Discussion in 'The Rehearsal Room' started by euphojim, Jun 29, 2010.

  1. euphojim

    euphojim Member

    It may seem a long way off but now I have had my summer holiday the Christmas season planning starts.

    Our band has a number of players in their 70’s and 80’s. Some opt out of the outdoor jobs at Christmas but others do not and, unfortunately, during each of the past two Christmases we have had players who were taken ill and needed paramedic assistance whilst out carolling.

    The band gets the same pep talk each year about older players and those with health problems not being expected to turn out if they feel it is going to be too much for them and for static jobs we always ensure that chairs are available for those who need them. But some of these players have banding in their blood and do not like to miss out.

    As we make plans for this year’s festivities, I wonder if any other band has policies on older players participating in this type of activity.
  2. nethers

    nethers Active Member

    At the band I conduct we have an older player who had a heart-attack during one of our Christmas gigs a few years back (one difference here though, it was high 20s and 100% humidity). He is the same, a keen guy who doesn't want to have to stop. Of course, he has quite a serious heart condition and we told him that unless we are sat down in the shade he is not to play in future.

    He wasn't too pleased but accepted it was a sensible choice (what if the question of culpability was raised?) and, as a band, we are now far more alert when planning jobs about things like seating, exposure to sun, temperature etc to accomodate this fellow and some of our other more experienced members.

    Your situation sounds more difficult if you have several players who maybe shouldn't (but want to!) be playing out in the freeze.

    Perhaps you could round up the candidates and explain the dilemma, these more 'senior' members may well have spent more time thinking about this situation than you think and have some workarounds in mind (jolly along that youth band! :D).

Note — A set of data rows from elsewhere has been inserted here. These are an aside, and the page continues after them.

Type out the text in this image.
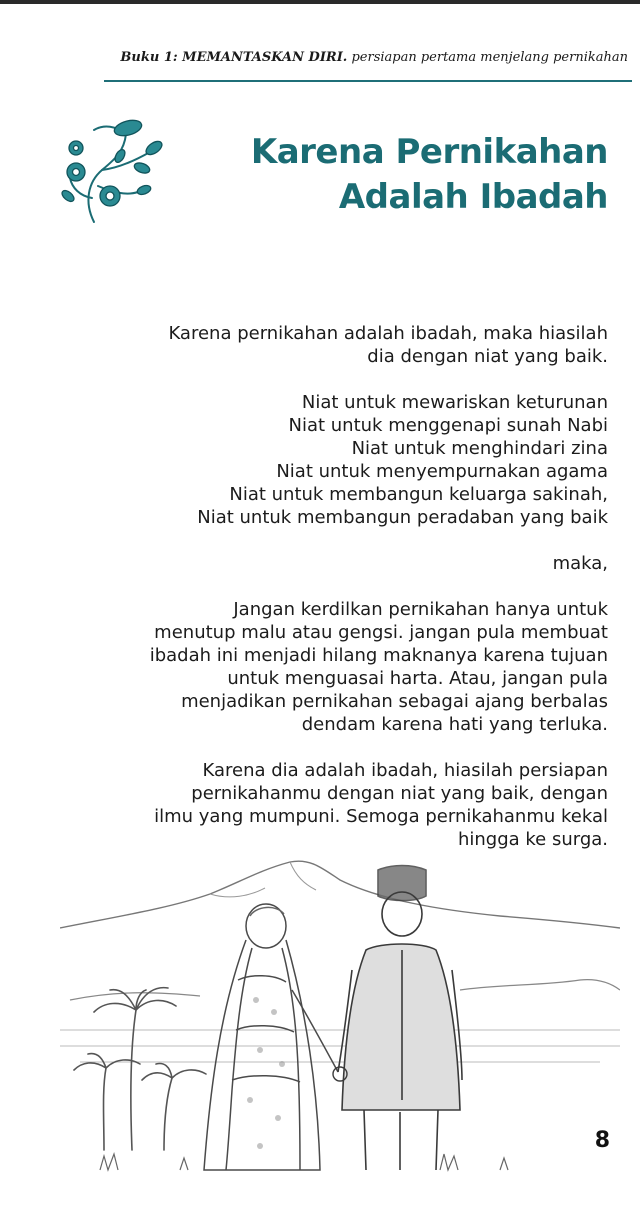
Buku 1: MEMANTASKAN DIRI. persiapan pertama menjelang pernikahan
Karena Pernikahan
Adalah Ibadah
Karena pernikahan adalah ibadah, maka hiasilah
dia dengan niat yang baik.
Niat untuk mewariskan keturunan
Niat untuk menggenapi sunah Nabi
Niat untuk menghindari zina
Niat untuk menyempurnakan agama
Niat untuk membangun keluarga sakinah,
Niat untuk membangun peradaban yang baik
maka,
Jangan kerdilkan pernikahan hanya untuk
menutup malu atau gengsi. jangan pula membuat
ibadah ini menjadi hilang maknanya karena tujuan
untuk menguasai harta. Atau, jangan pula
menjadikan pernikahan sebagai ajang berbalas
dendam karena hati yang terluka.
Karena dia adalah ibadah, hiasilah persiapan
pernikahanmu dengan niat yang baik, dengan
ilmu yang mumpuni. Semoga pernikahanmu kekal
hingga ke surga.
8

    Sorry, I don't have any better advice!

    Good luck, Marc
  3. FlugelD

    FlugelD Member

    Currently, our oldest player (on flugel!) is a positively geriatric 52, and I'd... er, he'd... love the band to have a policy whereby the greybeards don't have to stand about in the frost and snow.

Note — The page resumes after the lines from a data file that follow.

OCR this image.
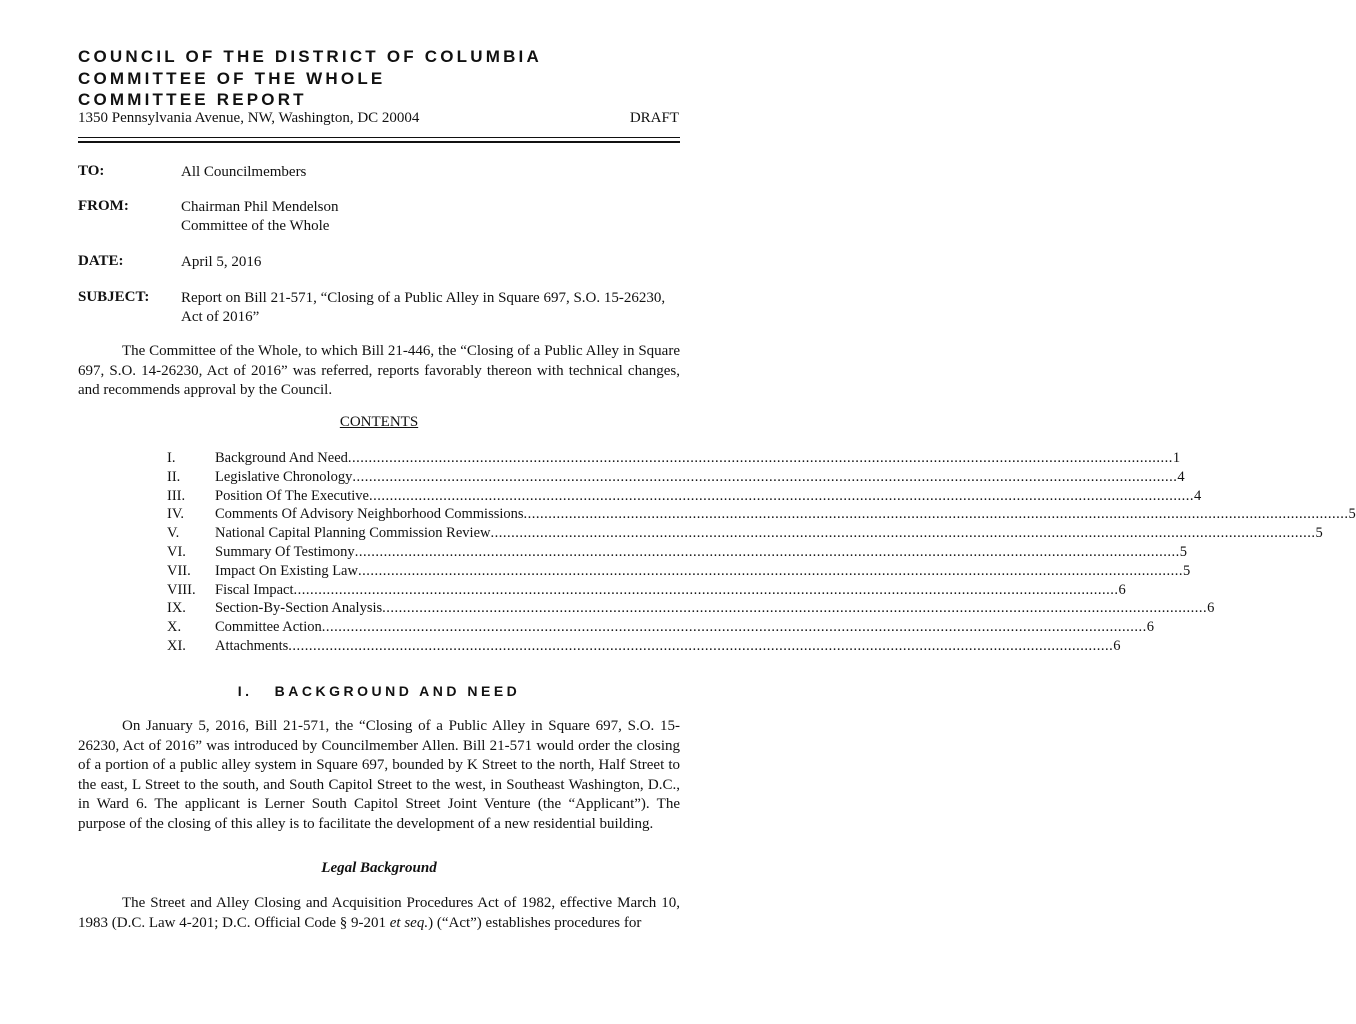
COUNCIL OF THE DISTRICT OF COLUMBIA
COMMITTEE OF THE WHOLE
COMMITTEE REPORT
1350 Pennsylvania Avenue, NW, Washington, DC 20004	DRAFT
TO:	All Councilmembers
FROM:	Chairman Phil Mendelson
Committee of the Whole
DATE:	April 5, 2016
SUBJECT: Report on Bill 21-571, “Closing of a Public Alley in Square 697, S.O. 15-26230,
Act of 2016”
The Committee of the Whole, to which Bill 21-446, the “Closing of a Public Alley in Square 697, S.O. 14-26230, Act of 2016” was referred, reports favorably thereon with technical changes, and recommends approval by the Council.
CONTENTS
I.	Background And Need ........................................................................................................................................................................................................ 1
II.	Legislative Chronology ........................................................................................................................................................................................................ 4
III.	Position Of The Executive ........................................................................................................................................................................................................ 4
IV.	Comments Of Advisory Neighborhood Commissions ........................................................................................................................................................................................................ 5
V.	National Capital Planning Commission Review ........................................................................................................................................................................................................ 5
VI.	Summary Of Testimony ........................................................................................................................................................................................................ 5
VII.	Impact On Existing Law ........................................................................................................................................................................................................ 5
VIII.	Fiscal Impact ........................................................................................................................................................................................................ 6
IX.	Section-By-Section Analysis ........................................................................................................................................................................................................ 6
X.	Committee Action ........................................................................................................................................................................................................ 6
XI.	Attachments ........................................................................................................................................................................................................ 6
I.   BACKGROUND AND NEED
On January 5, 2016, Bill 21-571, the “Closing of a Public Alley in Square 697, S.O. 15-26230, Act of 2016” was introduced by Councilmember Allen. Bill 21-571 would order the closing of a portion of a public alley system in Square 697, bounded by K Street to the north, Half Street to the east, L Street to the south, and South Capitol Street to the west, in Southeast Washington, D.C., in Ward 6. The applicant is Lerner South Capitol Street Joint Venture (the “Applicant”). The purpose of the closing of this alley is to facilitate the development of a new residential building.
Legal Background
The Street and Alley Closing and Acquisition Procedures Act of 1982, effective March 10, 1983 (D.C. Law 4-201; D.C. Official Code § 9-201 et seq.) (“Act”) establishes procedures for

    Dream on, Derek...:rolleyes:

    More seriously, though - how do you stop players from doing what they feel they have a duty to do? For my generation, and older, if the band had a job on, you moved heaven and earth to try to make sure you were there, whereas (some) younger members nowadays seem to feel that fundraising jobs are optional (and not only my band...).

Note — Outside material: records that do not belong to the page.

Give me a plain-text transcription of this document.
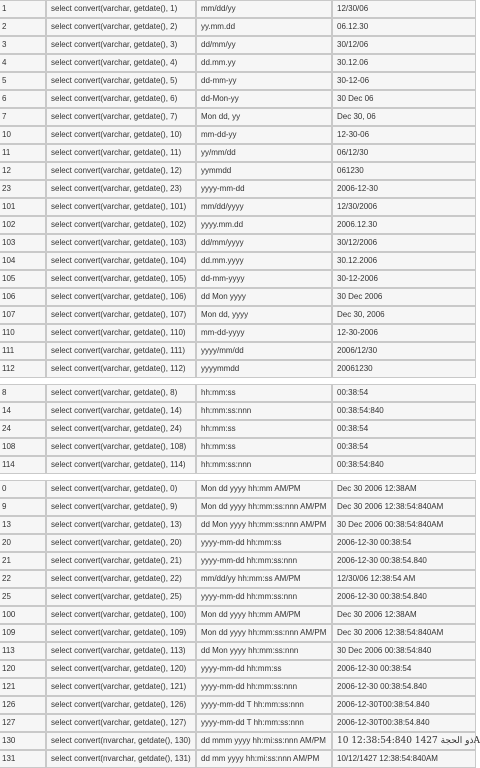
1	select convert(varchar, getdate(), 1)	mm/dd/yy	12/30/06
2	select convert(varchar, getdate(), 2)	yy.mm.dd	06.12.30
3	select convert(varchar, getdate(), 3)	dd/mm/yy	30/12/06
4	select convert(varchar, getdate(), 4)	dd.mm.yy	30.12.06
5	select convert(varchar, getdate(), 5)	dd-mm-yy	30-12-06
6	select convert(varchar, getdate(), 6)	dd-Mon-yy	30 Dec 06
7	select convert(varchar, getdate(), 7)	Mon dd, yy	Dec 30, 06
10	select convert(varchar, getdate(), 10)	mm-dd-yy	12-30-06
11	select convert(varchar, getdate(), 11)	yy/mm/dd	06/12/30
12	select convert(varchar, getdate(), 12)	yymmdd	061230
23	select convert(varchar, getdate(), 23)	yyyy-mm-dd	2006-12-30
101	select convert(varchar, getdate(), 101)	mm/dd/yyyy	12/30/2006
102	select convert(varchar, getdate(), 102)	yyyy.mm.dd	2006.12.30
103	select convert(varchar, getdate(), 103)	dd/mm/yyyy	30/12/2006
104	select convert(varchar, getdate(), 104)	dd.mm.yyyy	30.12.2006
105	select convert(varchar, getdate(), 105)	dd-mm-yyyy	30-12-2006
106	select convert(varchar, getdate(), 106)	dd Mon yyyy	30 Dec 2006
107	select convert(varchar, getdate(), 107)	Mon dd, yyyy	Dec 30, 2006
110	select convert(varchar, getdate(), 110)	mm-dd-yyyy	12-30-2006
111	select convert(varchar, getdate(), 111)	yyyy/mm/dd	2006/12/30
112	select convert(varchar, getdate(), 112)	yyyymmdd	20061230

8	select convert(varchar, getdate(), 8)	hh:mm:ss	00:38:54
14	select convert(varchar, getdate(), 14)	hh:mm:ss:nnn	00:38:54:840
24	select convert(varchar, getdate(), 24)	hh:mm:ss	00:38:54
108	select convert(varchar, getdate(), 108)	hh:mm:ss	00:38:54
114	select convert(varchar, getdate(), 114)	hh:mm:ss:nnn	00:38:54:840

0	select convert(varchar, getdate(), 0)	Mon dd yyyy hh:mm AM/PM	Dec 30 2006 12:38AM
9	select convert(varchar, getdate(), 9)	Mon dd yyyy hh:mm:ss:nnn AM/PM	Dec 30 2006 12:38:54:840AM
13	select convert(varchar, getdate(), 13)	dd Mon yyyy hh:mm:ss:nnn AM/PM	30 Dec 2006 00:38:54:840AM
20	select convert(varchar, getdate(), 20)	yyyy-mm-dd hh:mm:ss	2006-12-30 00:38:54
21	select convert(varchar, getdate(), 21)	yyyy-mm-dd hh:mm:ss:nnn	2006-12-30 00:38:54.840
22	select convert(varchar, getdate(), 22)	mm/dd/yy hh:mm:ss AM/PM	12/30/06 12:38:54 AM
25	select convert(varchar, getdate(), 25)	yyyy-mm-dd hh:mm:ss:nnn	2006-12-30 00:38:54.840
100	select convert(varchar, getdate(), 100)	Mon dd yyyy hh:mm AM/PM	Dec 30 2006 12:38AM
109	select convert(varchar, getdate(), 109)	Mon dd yyyy hh:mm:ss:nnn AM/PM	Dec 30 2006 12:38:54:840AM
113	select convert(varchar, getdate(), 113)	dd Mon yyyy hh:mm:ss:nnn	30 Dec 2006 00:38:54:840
120	select convert(varchar, getdate(), 120)	yyyy-mm-dd hh:mm:ss	2006-12-30 00:38:54
121	select convert(varchar, getdate(), 121)	yyyy-mm-dd hh:mm:ss:nnn	2006-12-30 00:38:54.840
126	select convert(varchar, getdate(), 126)	yyyy-mm-dd T hh:mm:ss:nnn	2006-12-30T00:38:54.840
127	select convert(varchar, getdate(), 127)	yyyy-mm-dd T hh:mm:ss:nnn	2006-12-30T00:38:54.840
130	select convert(nvarchar, getdate(), 130)	dd mmm yyyy hh:mi:ss:nnn AM/PM	10 ذو الحجة 1427 12:38:54:840A
131	select convert(nvarchar, getdate(), 131)	dd mm yyyy hh:mi:ss:nnn AM/PM	10/12/1427 12:38:54:840AM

    If the old 'uns feel capable, do you have the right to say otherwise? (unless, of course, they have a pre-existing medical condition that the band knows about...). How do the "senior members" find out they can't do it any more?

    I suppose, really, common sense has to prevail on both sides :-?
  4. nethers

    nethers Active Member

    Too true. Man, I feel old!!
  5. Di B

    Di B Member

    Can you arrange shorter spells of carolling?
    Can you have a couple of pub stops/house stops along the way to warm up?
    Even think about having a job share rota (and again, you could apply this to the whole band so everyone does less carolling each but the band benefit at the same level)

    I think banding and illnesses are interesting as people say it is only a hobby, but if your health isn't 100% then you can find yourself sidelined.

    Let them know you want them there and they are not being sidelined. Tell them the band is worried about them playing in the freezing cold and getting ill, when the band will need them for contests! If they get ill they won't be able to play at the contest!
    This approach shows that the band does still want them - in fact they want them so much they are prepared to do whatever necessary to keep them. Seems a much nicer way of approaching it :)
  6. P_S_Price

    P_S_Price Member

    We generally sit down, wrap up warm, and try where possible to get into Malls. However King STreet in Manchester is flippin cold, and the lovely people in the nearby shops send us out the occasional hot drink. KUONI - you are very kind to us
  7. euphojim

    euphojim Member

    Thanks for the comments and advice so far.

    Some of the suggestions we are already doing - like using rostas, scheduling breaks and trying to get more indoor sessions.

    Although the band does not contest at the moment, I think Di's suggestion and Marc's approach is the right one and whilst there are a couple of players who that would definitely apply to this year, there are a few others that I would regard as borderline.

    Should make an interesting discussion at the next Committee meeting.
  8. GordonH

    GordonH Active Member

    Somewhere along the way we lost the "big deal" of being asked to play in "the band" (whatever band that happened to be). Might be due to fewer kids learning, but when I was a teenager the pool of players was very large and the number of seats in the band limited therefore it was a huge deal getting into it and you had to take all the responsibilities seriously.

    Thats why older players tend to want to keep going. Its in their blood to turn up.
  9. Super Ph

    Super Ph Member

    i find it's normally the cold snap in january or february that gets them - i think the thought of a bottle of brandy over the xmas pudding keeps a lot of our band going through december.